Last year I already resigned, in passing, from "the cult of pseudo-patriotic self-pity" that 9/11 has become. But this year, thanks to Tom Engelhardt's excellent book The End of Victory Culture, I have more of a sense of spiritual urgency about denouncing that cult. Engelhardt's book describes the ancient roots of Americans' tendency to kill, exterminate, wipe out the "other" based on an unreflective sense of righteous victimhood. Never mind that we are often larger and more powerful than the enemy of the moment; time and time again we see ourselves as having been held captive or ambushed, thus justifying our blindly lethal responses.
Engelhardt's book traces the demise of our cultural scaffolding for this "victory culture" in the aftermath of the atomic bomb (making a final American crusade too costly for everyone to contemplate) and the cynicism of the Viet Nam era. His book came out about ten years ago, so it doesn't cover 9/11, which makes the obvious parallels with the past even more eerie. Of course, the neocons claim that we've put Viet Nam behind us. Once again Americans have been ambushed, and once again no response is too cruel, too wasteful, too outright racist. No snide remark about "appeasement" or "defeatism" is too crass to aim at anyone yearning for some ethics, some wisdom, some ... Christian moral values, strangely enough.

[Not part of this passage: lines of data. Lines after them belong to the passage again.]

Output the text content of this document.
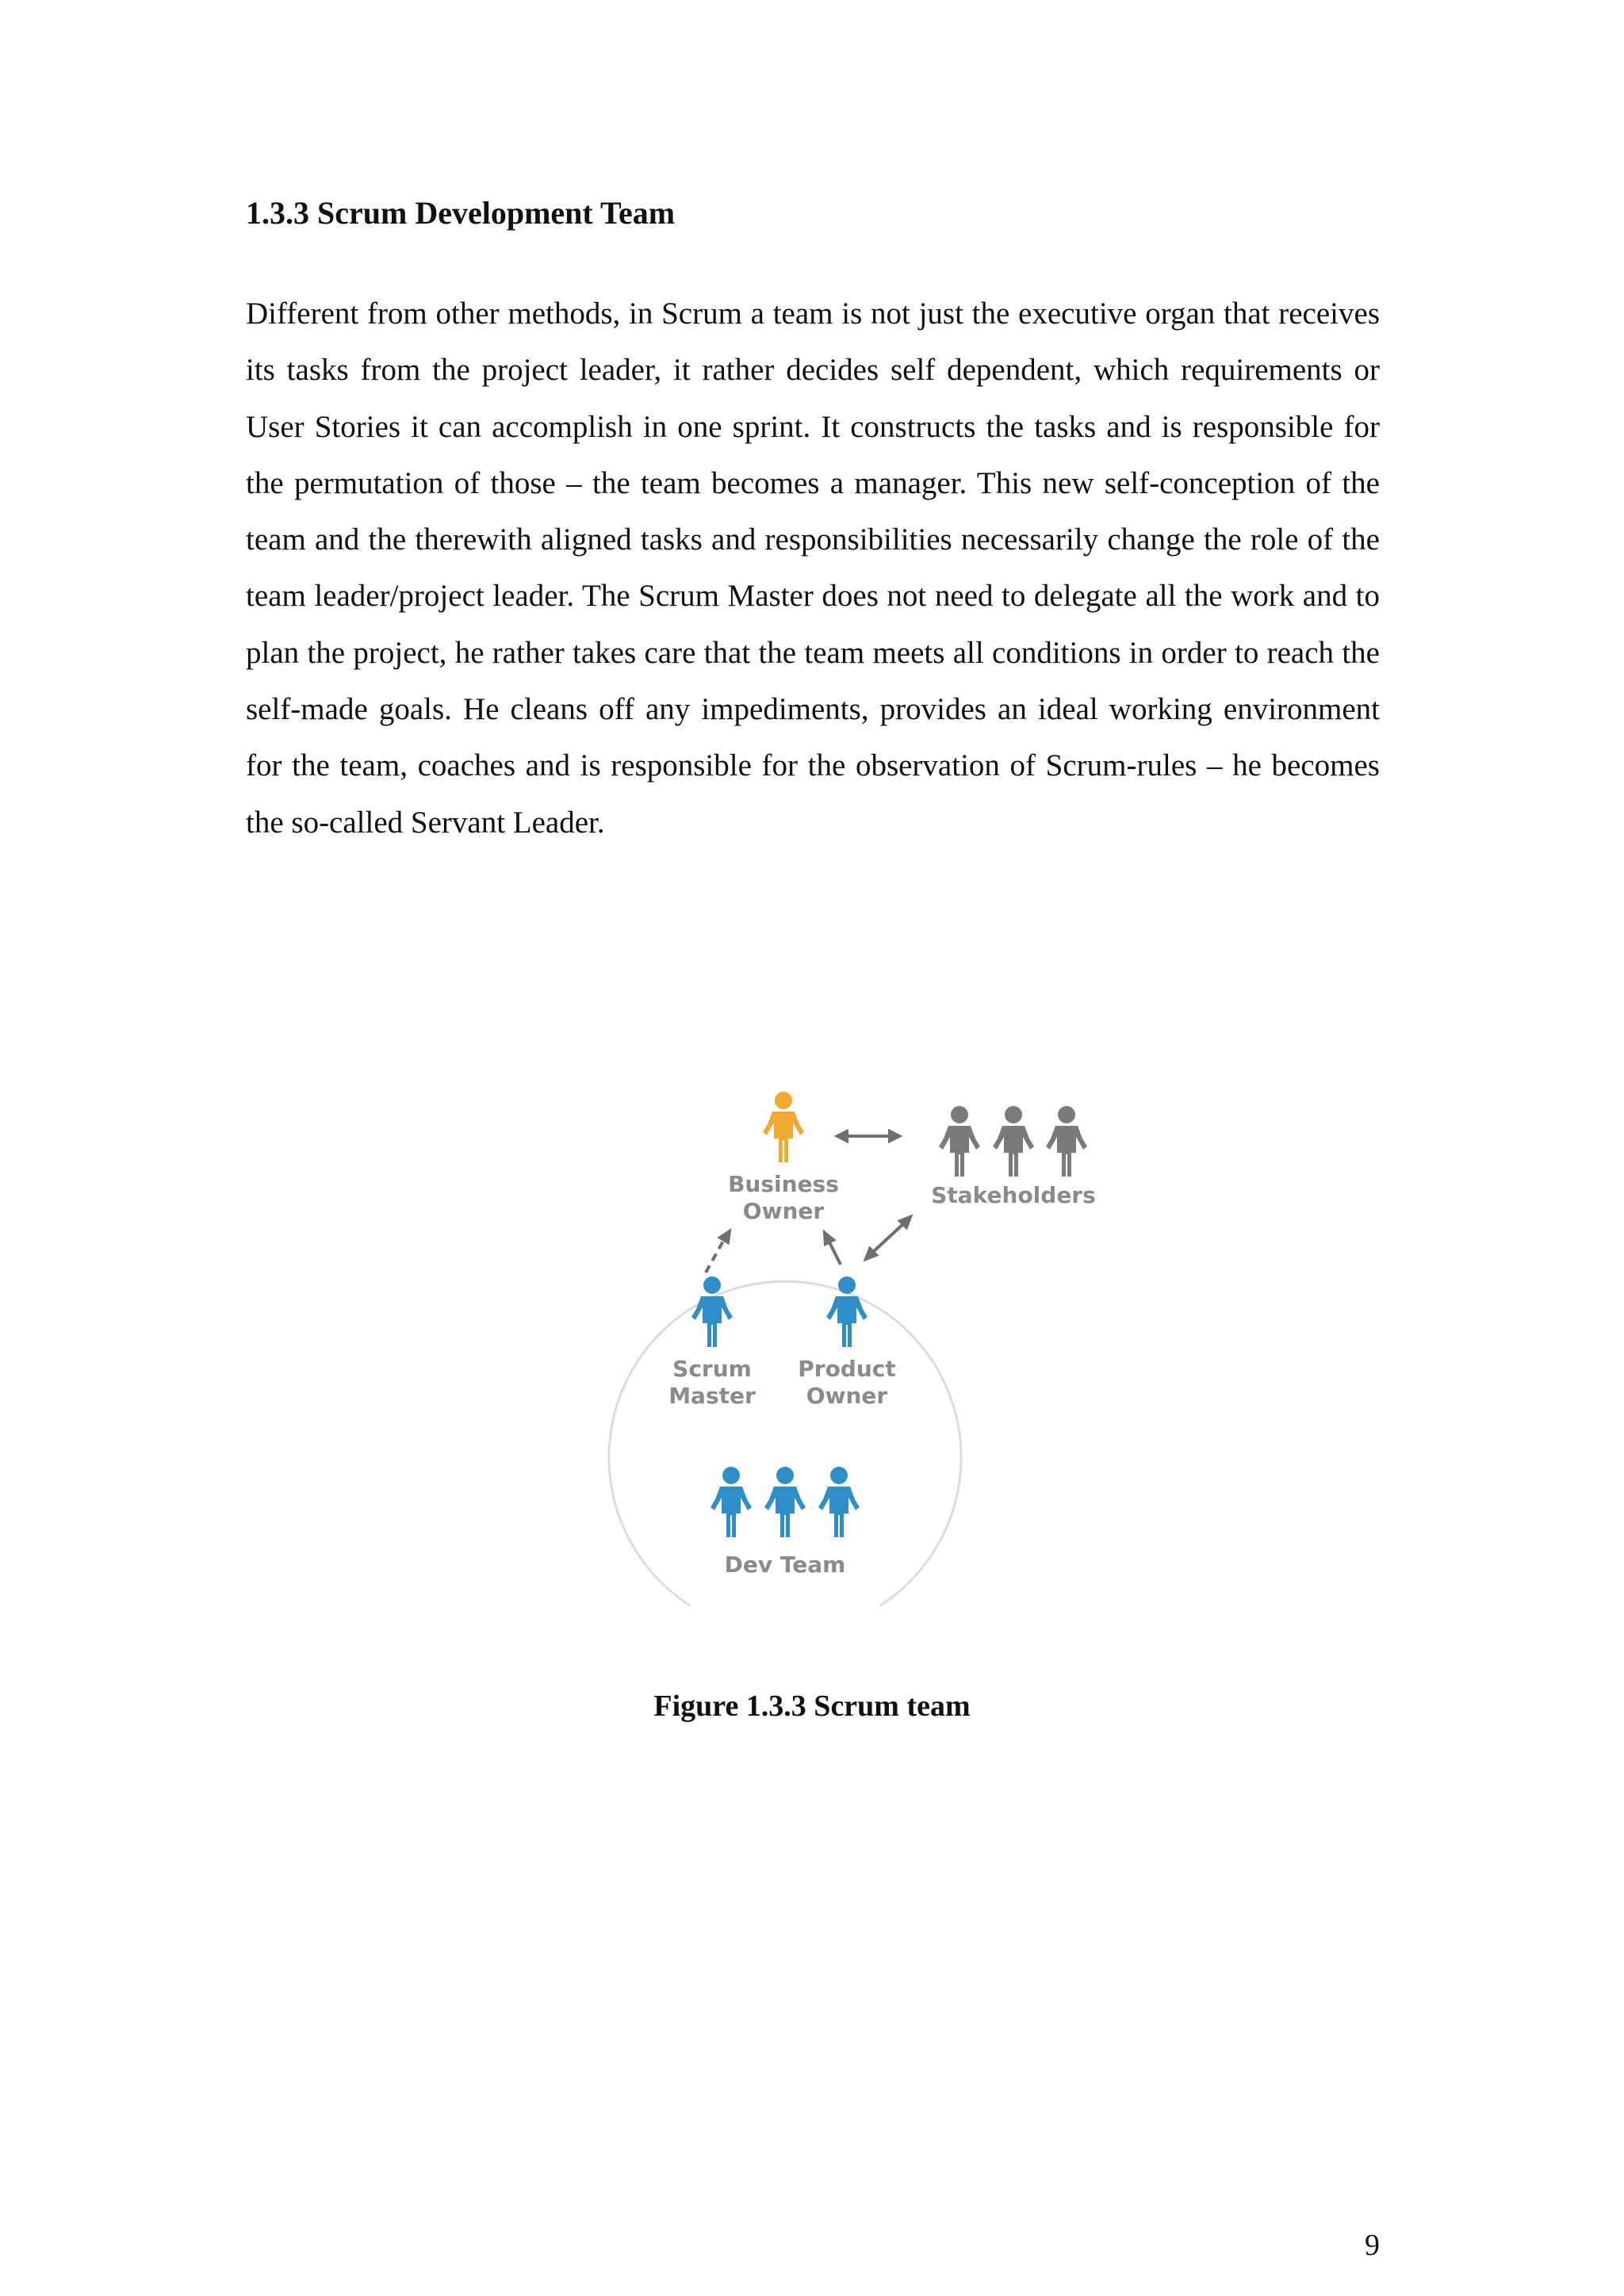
1.3.3 Scrum Development Team

Different from other methods, in Scrum a team is not just the executive organ that receives its tasks from the project leader, it rather decides self dependent, which requirements or User Stories it can accomplish in one sprint. It constructs the tasks and is responsible for the permutation of those – the team becomes a manager. This new self-conception of the team and the therewith aligned tasks and responsibilities necessarily change the role of the team leader/project leader. The Scrum Master does not need to delegate all the work and to plan the project, he rather takes care that the team meets all conditions in order to reach the self-made goals. He cleans off any impediments, provides an ideal working environment for the team, coaches and is responsible for the observation of Scrum-rules – he becomes the so-called Servant Leader.

Business
Owner
Stakeholders
Scrum
Master
Product
Owner
Dev Team

Figure 1.3.3 Scrum team

9
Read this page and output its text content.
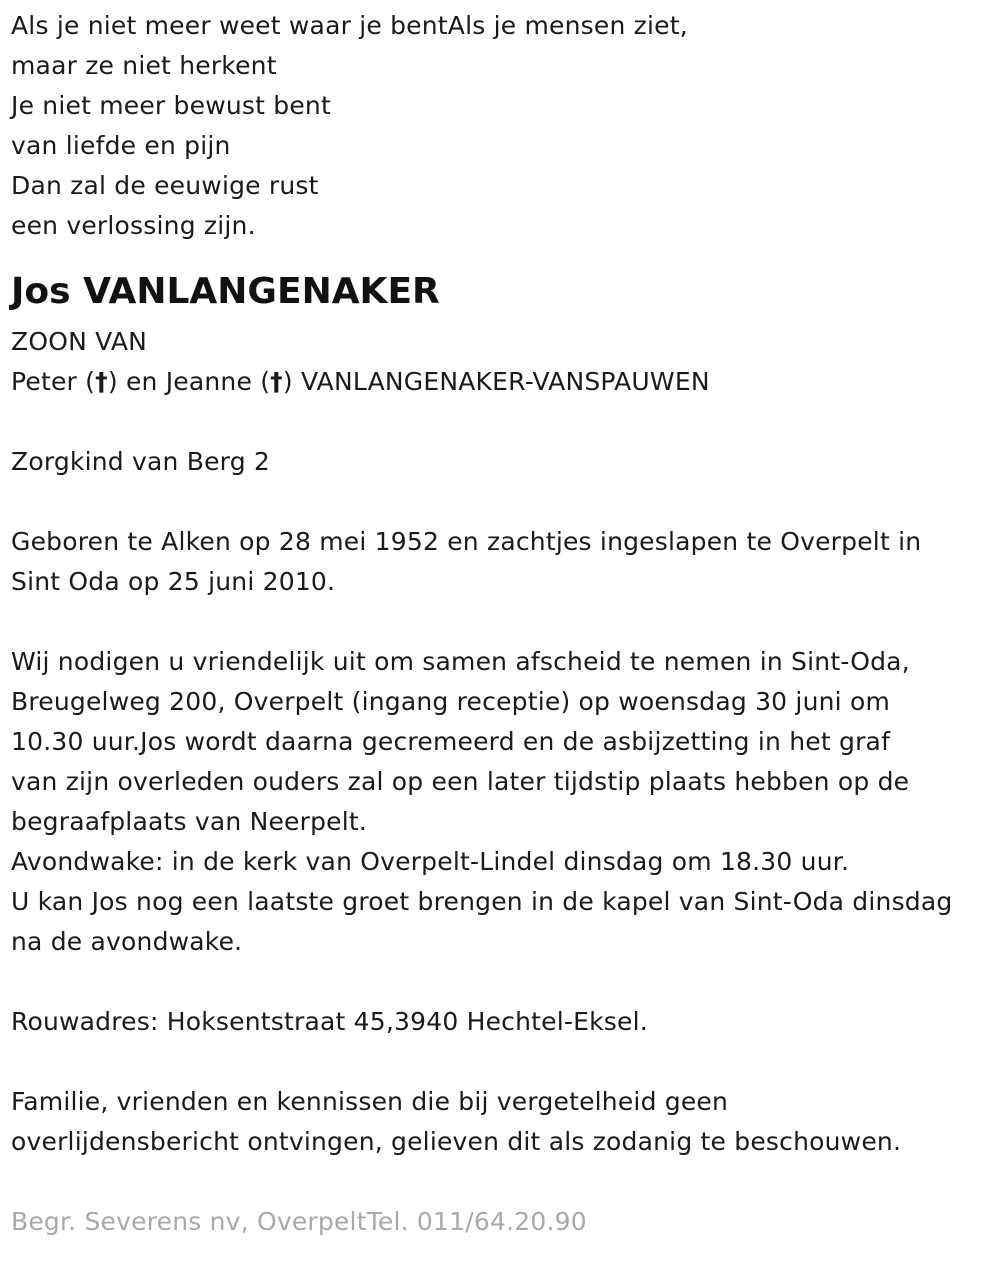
Als je niet meer weet waar je bentAls je mensen ziet,
maar ze niet herkent
Je niet meer bewust bent
van liefde en pijn
Dan zal de eeuwige rust
een verlossing zijn.
Jos VANLANGENAKER
ZOON VAN
Peter (†) en Jeanne (†) VANLANGENAKER-VANSPAUWEN
Zorgkind van Berg 2
Geboren te Alken op 28 mei 1952 en zachtjes ingeslapen te Overpelt in
Sint Oda op 25 juni 2010.
Wij nodigen u vriendelijk uit om samen afscheid te nemen in Sint-Oda,
Breugelweg 200, Overpelt (ingang receptie) op woensdag 30 juni om
10.30 uur.Jos wordt daarna gecremeerd en de asbijzetting in het graf
van zijn overleden ouders zal op een later tijdstip plaats hebben op de
begraafplaats van Neerpelt.
Avondwake: in de kerk van Overpelt-Lindel dinsdag om 18.30 uur.
U kan Jos nog een laatste groet brengen in de kapel van Sint-Oda dinsdag
na de avondwake.
Rouwadres: Hoksentstraat 45,3940 Hechtel-Eksel.
Familie, vrienden en kennissen die bij vergetelheid geen
overlijdensbericht ontvingen, gelieven dit als zodanig te beschouwen.
Begr. Severens nv, OverpeltTel. 011/64.20.90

May God give us all, leaders and protesters alike, the ability to see innocent victims in Iraq as having had the same right to live as the Twin Towers workers, the Pentagon and Pennsylvania victims, and the other tragic casualties of 9/11. Beware, neocons: if the crime of 9/11 could have been solved and justice served without five years of righteous bloodshed, you may be asked to account for every drop. I shudder to think of my own culpability, having done so little to gum up the godless works of my country's current leadership.
Our family makes frequent trips to our local Goodwill store, sometimes because we need clothing, but just as often to see what they're selling in their toy department. Over the years, we have built up quite a collection of stuffed animals. Jesus has joined our good crew (see photo), the only hero who outranks Sonic the Hedgehog in our family. By the way, you can't see it in this picture, but Jesus is wearing a "WWID" bracelet.
Speaking of heroes, the Oslo police have recovered the two Edvard Munch paintings that were stolen two years ago in broad daylight. (Aftenposten story here.) Now it's worth going back to Oslo, although, truth to tell, I've never seen this version of The Scream. The only one I've seen is the one that is on display at Oslo's National Gallery. That one was stolen, too, about twelve years ago, but it too was recovered.
Yesterday, Derek Lamson gave a concert at Reedwood Friends Church, to raise funds for his upcoming musical ministry visit to Burundi (accompanying Peggy Parsons). As he said, contributions to his Burundi project can be sent, earmarked, to West Hills Friends Church.
It was a wonderful evening for the relative handful lucky enough to be there. Among other songs, he performed his "Deep Green Kool-Aid Blues," and in honor of Peggy Parsons, "Hold On Let Go." Afterwards, I prevailed on him to let me record his "Tom Fox Song." (Apologies for quality of hand-held camerawork.)
The new Derek and Friends CD is in the can and awaits publication. Watch this space.
I innocently clicked on Nancy's Apology and, without warning, this post appeared. It's just the best: must reading for all Friends, evangelical and unrighteous alike. Thank you, Nancy. There's still at least one evangelical Friends meeting in Ontario; I wonder if anyone in that congregation would care to comment.